令和4年12月22日
昨日は納め大師(今年最後の大師縁日)で、有縁の方々と縁日護摩を修しました。今年の無事を感謝すると同時に、コロナ禍の終息と国家安穏・世界平和を念じました。また、奇しくも私の【花と写真のエッセイ・『花は野の花』(創樹社美術出版)】が刊行されました(写真)。
私が寺の住職として多忙にあっても花を挿し、このような本を刊行したのには理由があります。それは花は仏さまに供えますが、花そのものもまた、仏さまであると思っているからです。〈仏花〉とは仏の花でありますが、その花もまた仏であるという意味ではないでしょうか。
花が嫌いという人は、まずいません。女性はもちろんでありますが、男性もまたある年齢になりますと、花に関心を寄せます。また、お祝いをするにあたっても、まずは花を贈ります。男性が女性に捧げるのも、まずは花です。死者との別れにも、柩に花を入れます。墓参をするにも、忘れずに花を持参します。人間の生活において、花ほど想いを伝えるものはありません。「この世の花」はまた「あの世の花」でもありましょう。
人は恩を忘れますが、花はその季節が来れば、手入れの恩を忘れずに花を咲かせます。人は年末のあわただしさにふり回されますが、花はかたい蕾を秘めて来春に備えます。人は楽をして成果を得ようとしますが、花は寒風に耐えて彩を放ちます。人はとかく名誉を求めますが、花は自らを楽しんで開きます。だから、仏さまなのです。

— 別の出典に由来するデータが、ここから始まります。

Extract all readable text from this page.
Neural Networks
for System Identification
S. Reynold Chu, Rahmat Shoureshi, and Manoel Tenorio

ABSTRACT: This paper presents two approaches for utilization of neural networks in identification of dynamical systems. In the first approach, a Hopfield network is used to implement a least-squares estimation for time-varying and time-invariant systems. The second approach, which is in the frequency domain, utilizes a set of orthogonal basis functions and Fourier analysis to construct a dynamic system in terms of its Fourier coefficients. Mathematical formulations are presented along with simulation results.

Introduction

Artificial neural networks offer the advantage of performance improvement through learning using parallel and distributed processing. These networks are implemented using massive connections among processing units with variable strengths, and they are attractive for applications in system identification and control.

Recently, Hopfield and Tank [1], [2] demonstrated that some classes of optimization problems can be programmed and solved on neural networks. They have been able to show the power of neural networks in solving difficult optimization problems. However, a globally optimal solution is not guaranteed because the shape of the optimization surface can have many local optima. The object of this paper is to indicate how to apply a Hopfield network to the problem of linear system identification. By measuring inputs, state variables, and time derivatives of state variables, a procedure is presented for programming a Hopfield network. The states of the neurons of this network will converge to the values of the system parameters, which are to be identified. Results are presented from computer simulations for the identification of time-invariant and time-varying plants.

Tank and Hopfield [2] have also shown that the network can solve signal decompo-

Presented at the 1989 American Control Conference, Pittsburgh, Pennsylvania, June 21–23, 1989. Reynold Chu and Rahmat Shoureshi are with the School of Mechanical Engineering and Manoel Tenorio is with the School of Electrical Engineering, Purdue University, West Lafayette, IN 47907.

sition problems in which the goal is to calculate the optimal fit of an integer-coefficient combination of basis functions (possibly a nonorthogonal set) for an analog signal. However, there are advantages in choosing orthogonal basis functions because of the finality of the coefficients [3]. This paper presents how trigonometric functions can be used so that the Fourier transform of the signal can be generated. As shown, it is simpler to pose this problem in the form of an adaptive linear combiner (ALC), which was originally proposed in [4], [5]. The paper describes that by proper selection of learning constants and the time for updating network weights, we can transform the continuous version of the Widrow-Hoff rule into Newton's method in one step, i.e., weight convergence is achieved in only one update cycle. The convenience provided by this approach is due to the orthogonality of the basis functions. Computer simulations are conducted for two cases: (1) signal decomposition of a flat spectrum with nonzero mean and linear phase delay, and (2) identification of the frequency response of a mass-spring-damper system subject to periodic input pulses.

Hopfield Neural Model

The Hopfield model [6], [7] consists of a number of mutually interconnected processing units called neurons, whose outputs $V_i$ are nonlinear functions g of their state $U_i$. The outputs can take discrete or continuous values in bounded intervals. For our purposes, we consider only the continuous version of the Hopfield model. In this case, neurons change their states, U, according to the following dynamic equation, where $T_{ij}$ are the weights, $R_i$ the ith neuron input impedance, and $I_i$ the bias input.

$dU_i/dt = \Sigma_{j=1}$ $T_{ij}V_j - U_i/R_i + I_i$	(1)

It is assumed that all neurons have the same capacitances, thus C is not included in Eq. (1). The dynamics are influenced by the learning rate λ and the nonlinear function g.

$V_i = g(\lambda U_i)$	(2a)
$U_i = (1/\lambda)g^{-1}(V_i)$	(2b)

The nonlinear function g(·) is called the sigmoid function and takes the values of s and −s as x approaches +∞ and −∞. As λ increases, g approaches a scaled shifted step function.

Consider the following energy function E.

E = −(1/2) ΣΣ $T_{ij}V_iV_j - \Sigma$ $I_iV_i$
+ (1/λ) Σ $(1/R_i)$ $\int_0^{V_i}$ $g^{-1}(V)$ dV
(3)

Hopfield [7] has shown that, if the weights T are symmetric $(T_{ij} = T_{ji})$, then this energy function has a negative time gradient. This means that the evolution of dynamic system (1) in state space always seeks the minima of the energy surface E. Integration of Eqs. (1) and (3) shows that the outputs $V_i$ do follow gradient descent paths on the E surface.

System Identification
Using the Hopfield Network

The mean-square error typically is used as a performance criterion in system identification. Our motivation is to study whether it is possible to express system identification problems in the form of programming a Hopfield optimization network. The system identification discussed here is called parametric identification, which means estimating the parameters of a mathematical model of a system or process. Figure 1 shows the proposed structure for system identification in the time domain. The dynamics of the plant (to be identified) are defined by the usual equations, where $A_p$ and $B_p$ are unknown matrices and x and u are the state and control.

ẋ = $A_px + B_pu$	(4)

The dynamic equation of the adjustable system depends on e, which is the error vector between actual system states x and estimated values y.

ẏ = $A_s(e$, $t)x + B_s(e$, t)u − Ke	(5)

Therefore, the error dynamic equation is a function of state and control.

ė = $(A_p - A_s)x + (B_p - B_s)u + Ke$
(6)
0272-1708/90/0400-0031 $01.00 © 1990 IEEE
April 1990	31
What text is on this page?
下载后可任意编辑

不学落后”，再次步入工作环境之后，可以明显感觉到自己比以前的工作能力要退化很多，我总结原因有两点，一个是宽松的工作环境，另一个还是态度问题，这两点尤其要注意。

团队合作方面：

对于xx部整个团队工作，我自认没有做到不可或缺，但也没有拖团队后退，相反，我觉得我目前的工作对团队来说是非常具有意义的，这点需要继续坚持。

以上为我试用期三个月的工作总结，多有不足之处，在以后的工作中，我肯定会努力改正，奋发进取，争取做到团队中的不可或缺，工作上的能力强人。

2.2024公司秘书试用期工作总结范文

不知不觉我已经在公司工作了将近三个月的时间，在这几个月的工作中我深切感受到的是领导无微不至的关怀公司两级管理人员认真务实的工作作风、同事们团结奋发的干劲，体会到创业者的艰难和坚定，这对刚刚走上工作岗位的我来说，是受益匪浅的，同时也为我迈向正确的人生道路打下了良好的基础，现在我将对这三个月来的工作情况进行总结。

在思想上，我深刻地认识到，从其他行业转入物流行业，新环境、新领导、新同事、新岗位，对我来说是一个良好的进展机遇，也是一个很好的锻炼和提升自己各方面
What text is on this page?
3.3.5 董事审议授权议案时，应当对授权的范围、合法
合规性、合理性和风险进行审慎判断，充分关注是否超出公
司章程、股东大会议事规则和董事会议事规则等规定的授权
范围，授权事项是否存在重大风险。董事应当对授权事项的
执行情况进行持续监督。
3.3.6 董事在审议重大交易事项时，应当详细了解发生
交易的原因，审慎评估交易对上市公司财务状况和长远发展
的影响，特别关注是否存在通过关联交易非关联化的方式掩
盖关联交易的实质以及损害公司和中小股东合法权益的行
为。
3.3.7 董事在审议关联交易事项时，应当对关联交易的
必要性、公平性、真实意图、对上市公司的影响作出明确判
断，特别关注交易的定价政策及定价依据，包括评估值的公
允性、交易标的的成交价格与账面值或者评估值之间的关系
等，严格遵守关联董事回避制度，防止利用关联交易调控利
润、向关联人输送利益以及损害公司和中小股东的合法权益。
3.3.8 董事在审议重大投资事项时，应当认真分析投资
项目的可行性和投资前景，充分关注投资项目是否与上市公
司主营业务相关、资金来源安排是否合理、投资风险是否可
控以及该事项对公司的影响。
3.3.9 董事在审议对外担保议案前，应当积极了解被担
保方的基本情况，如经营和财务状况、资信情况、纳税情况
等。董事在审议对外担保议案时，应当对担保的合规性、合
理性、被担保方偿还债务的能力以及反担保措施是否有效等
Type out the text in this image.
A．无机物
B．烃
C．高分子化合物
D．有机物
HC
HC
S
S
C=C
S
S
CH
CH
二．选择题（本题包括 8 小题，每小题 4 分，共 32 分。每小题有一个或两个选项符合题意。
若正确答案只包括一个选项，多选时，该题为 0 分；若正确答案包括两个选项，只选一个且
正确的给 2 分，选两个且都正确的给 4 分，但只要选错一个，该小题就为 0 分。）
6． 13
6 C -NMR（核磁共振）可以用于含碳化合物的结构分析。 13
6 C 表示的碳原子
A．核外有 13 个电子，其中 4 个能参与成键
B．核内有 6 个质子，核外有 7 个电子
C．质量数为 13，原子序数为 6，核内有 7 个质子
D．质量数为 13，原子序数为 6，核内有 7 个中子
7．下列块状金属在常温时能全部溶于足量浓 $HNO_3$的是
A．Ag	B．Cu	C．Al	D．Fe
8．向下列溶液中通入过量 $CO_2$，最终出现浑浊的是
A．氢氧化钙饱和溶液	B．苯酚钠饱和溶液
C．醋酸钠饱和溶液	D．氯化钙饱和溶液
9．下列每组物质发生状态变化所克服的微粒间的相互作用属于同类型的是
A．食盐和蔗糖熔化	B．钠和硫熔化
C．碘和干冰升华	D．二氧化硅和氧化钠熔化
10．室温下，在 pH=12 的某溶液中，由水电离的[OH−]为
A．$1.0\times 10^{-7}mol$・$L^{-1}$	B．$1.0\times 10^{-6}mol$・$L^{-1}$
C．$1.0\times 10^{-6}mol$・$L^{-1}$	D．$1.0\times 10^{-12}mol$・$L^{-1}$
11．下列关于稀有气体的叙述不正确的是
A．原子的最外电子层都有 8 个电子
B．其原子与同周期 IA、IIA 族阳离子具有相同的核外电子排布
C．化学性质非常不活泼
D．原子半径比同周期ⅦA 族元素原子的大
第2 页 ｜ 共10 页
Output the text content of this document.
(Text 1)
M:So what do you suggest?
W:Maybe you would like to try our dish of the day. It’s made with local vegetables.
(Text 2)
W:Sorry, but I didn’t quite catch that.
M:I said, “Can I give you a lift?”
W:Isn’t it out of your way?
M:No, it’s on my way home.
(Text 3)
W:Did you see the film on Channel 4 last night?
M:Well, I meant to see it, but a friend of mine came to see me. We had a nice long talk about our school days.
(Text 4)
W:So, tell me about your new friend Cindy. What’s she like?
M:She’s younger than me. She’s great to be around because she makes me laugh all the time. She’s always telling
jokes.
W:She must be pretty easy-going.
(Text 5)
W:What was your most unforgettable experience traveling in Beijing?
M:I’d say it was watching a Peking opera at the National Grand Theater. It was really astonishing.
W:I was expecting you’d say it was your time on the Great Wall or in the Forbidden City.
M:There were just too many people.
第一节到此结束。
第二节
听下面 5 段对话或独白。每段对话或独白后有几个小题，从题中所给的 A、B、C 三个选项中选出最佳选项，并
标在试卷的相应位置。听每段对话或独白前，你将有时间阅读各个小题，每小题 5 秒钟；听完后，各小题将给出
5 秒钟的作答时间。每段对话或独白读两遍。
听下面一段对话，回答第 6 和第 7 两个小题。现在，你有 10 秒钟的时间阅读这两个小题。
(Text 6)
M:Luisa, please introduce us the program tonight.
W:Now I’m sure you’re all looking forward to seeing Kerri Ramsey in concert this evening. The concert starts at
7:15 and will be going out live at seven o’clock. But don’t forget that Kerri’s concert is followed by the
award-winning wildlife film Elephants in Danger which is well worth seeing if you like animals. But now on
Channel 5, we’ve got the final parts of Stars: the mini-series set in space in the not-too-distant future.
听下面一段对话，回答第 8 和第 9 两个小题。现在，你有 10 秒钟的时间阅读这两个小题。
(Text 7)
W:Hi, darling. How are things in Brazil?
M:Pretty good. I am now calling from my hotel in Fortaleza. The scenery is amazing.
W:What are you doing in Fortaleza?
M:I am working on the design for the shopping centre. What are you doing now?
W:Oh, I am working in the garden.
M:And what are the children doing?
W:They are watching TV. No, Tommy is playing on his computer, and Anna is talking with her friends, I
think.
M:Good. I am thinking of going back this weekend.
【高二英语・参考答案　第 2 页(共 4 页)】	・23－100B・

ただ、私の花は流儀のものではありません。つまり、自己流です。また、花器も使いません。時には仏具を、時には民具を、また土器や瓦の残欠などを用います。素人でも花を楽しめることを知ってほしいからです。道端の枯れた狗尾草(ネコジャラシ)でもよいのです。空き瓶にでも挿してみてください。何と美しいかがわかります。美は身辺にあるのです。真実も身辺にあるのです。そして、幸せそのものが身辺にあるのです。
*本書に掲載されている筆者の花は、ホームページ・トップ画面の中ほどにも送信されています。